Extended Data Figure 6 Deletion of Nsun2 enhances self-renewal of tumour-initiating cells in a cell-autonomous manner and NSUN2 expression in human skin tumours.

a, Tumour size after grafting of K5-Sos/Nsun2+/+ (K5-Sos) and K5-Sos/Nsun2−/− tumour cells subcutaneously into nude mice (mean ± s.d.; n = 3 mice). bf, Histology (haematoxylin and eosin staining) (b), staining for GFP (c), Ki67 (d), ITGB1 (e) and PDPN (f) in grafted tumour sections. Dotted line indicates boundary between epithelia and stroma. Arrows indicate basal and suprabasal expression. Nuclei are stained with DAPI. gl, Immunohistochemistry for NSUN2 in human normal skin, benign tumours, malignant basal cell carcinomas (BCC) and squamous cell carcinomas (SCC) with increased malignancy (stages classified using the TNM system). Arrows indicate NSUN2high cells. Arrowheads indicate NSUN2low cells. m, Distribution of cells shown in gl according to NSUN2 protein levels. (n ≥ 3 samples). Scale bars, 100 μm. Source Data for this figure is available in the online version of the paper.

Source data

Extended Data Figure 7 NSUN2-dependent RNA methylation of coding and non-coding RNA in mouse tumours.

a, Percentage of NSUN2-methylated sites (>0.15 m5C in Nsun2+/+; <0.05 m5C in Nsun2−/−) out of all covered sites (left) and in non-coding RNA (ncRNA) or introns and exons (right). b, Methylation level in coding and non-coding RNAs (>0.15 m5C in Nsun2+/+; <0.05 m5C in Nsun2−/−; coverage >10 reads). ce, Examples of NSUN2-targeted non-coding RNA (Rpph1) and mRNA (Elf1 and Dscaml1) in Nsun2+/+ (top) and Nsun2−/− (bottom) tumours. f, Number of NSun2-methylated sites in exons 1 to 60 (top) or distance from the transcriptional start site (TSS) in introns (bottom). Plotted sites: >0.1 m5C in Nsun2+/+; <0.05 m5C in Nsun2−/−; coverage >10 reads. g, No correlation between NSUN2 methylation shown in b and RNA abundance in normal skin or K5-Sos skin tumours. NSun2 is highlighted as a control. h, Venn diagram with no significant overlap between NSUN2-methylation targets shown in b and differentially translated mRNAs (P < 0.05; measured as ribosome density of Nsun2+/+ versus Nsun2−/− tumours). il, NSUN2 methylation in tRNAs (>0.15 m5C in Nsun2+/+; <0.05 m5C in Nsun2−/−; coverage >10 reads) (i).
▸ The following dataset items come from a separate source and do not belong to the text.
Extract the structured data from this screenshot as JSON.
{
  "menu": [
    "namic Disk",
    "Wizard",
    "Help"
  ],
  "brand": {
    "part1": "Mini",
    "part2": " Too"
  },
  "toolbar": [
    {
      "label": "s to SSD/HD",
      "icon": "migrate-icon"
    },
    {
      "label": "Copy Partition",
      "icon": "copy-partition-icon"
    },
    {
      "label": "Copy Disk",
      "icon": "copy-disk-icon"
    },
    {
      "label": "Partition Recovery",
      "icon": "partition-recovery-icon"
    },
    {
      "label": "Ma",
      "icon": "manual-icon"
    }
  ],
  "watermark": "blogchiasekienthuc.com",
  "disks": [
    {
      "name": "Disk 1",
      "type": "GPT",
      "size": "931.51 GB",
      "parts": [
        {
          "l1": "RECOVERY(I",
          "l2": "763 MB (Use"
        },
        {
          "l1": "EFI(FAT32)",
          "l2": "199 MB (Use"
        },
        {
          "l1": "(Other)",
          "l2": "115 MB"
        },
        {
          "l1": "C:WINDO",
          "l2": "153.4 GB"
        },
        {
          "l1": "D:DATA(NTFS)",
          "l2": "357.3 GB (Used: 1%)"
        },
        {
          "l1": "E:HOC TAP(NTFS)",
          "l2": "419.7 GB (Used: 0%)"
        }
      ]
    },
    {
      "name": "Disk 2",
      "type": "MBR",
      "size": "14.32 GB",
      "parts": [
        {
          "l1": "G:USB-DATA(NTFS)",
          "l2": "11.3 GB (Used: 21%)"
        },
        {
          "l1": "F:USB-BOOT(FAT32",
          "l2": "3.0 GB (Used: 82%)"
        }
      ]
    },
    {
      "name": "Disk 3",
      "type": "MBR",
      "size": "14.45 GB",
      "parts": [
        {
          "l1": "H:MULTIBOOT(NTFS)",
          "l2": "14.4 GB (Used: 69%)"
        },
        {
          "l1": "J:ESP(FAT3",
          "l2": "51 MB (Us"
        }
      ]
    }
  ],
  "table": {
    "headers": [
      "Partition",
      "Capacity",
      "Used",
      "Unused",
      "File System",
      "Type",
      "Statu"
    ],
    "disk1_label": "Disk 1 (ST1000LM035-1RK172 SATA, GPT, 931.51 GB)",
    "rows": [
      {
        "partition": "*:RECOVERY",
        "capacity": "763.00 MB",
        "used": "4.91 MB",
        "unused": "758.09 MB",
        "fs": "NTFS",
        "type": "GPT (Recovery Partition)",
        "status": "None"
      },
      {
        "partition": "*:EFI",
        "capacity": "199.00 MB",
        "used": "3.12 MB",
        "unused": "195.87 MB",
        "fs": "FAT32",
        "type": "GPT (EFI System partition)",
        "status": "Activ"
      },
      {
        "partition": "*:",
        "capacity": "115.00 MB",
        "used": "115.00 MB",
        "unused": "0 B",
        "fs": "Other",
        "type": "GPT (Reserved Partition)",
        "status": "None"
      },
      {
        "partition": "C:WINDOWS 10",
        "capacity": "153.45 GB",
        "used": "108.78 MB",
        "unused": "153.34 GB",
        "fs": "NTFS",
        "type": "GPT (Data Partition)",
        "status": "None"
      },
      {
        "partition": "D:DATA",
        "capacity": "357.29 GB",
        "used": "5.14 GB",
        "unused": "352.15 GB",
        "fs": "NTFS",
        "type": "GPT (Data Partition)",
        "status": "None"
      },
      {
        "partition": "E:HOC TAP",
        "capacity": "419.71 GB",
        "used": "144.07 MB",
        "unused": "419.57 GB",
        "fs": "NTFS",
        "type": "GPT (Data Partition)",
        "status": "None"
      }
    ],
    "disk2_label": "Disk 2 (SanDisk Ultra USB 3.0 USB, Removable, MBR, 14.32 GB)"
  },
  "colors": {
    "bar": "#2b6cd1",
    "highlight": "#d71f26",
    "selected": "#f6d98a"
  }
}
Number and location of lost (red) or unchanged (grey) m5C sites in K5-Sos/Nsun2−/− tumours. Nucleotide position in tRNA is shown on the x-axis (j). Examples of NSUN2-targeted tRNAs in Nsun2+/+ (top) and Nsun2−/− (bottom) K5-Sos tumours (k, l). Heatmaps show methylated (red) and unmethylated (grey) cytosines. Cytosines are shown on the x-axis, and sequence reads on the y-axis. Numbers indicate the m5C position in the RNA (ce; k, l). Bisulfite-seq and RNA-seq data represent average of 4 replicates per condition.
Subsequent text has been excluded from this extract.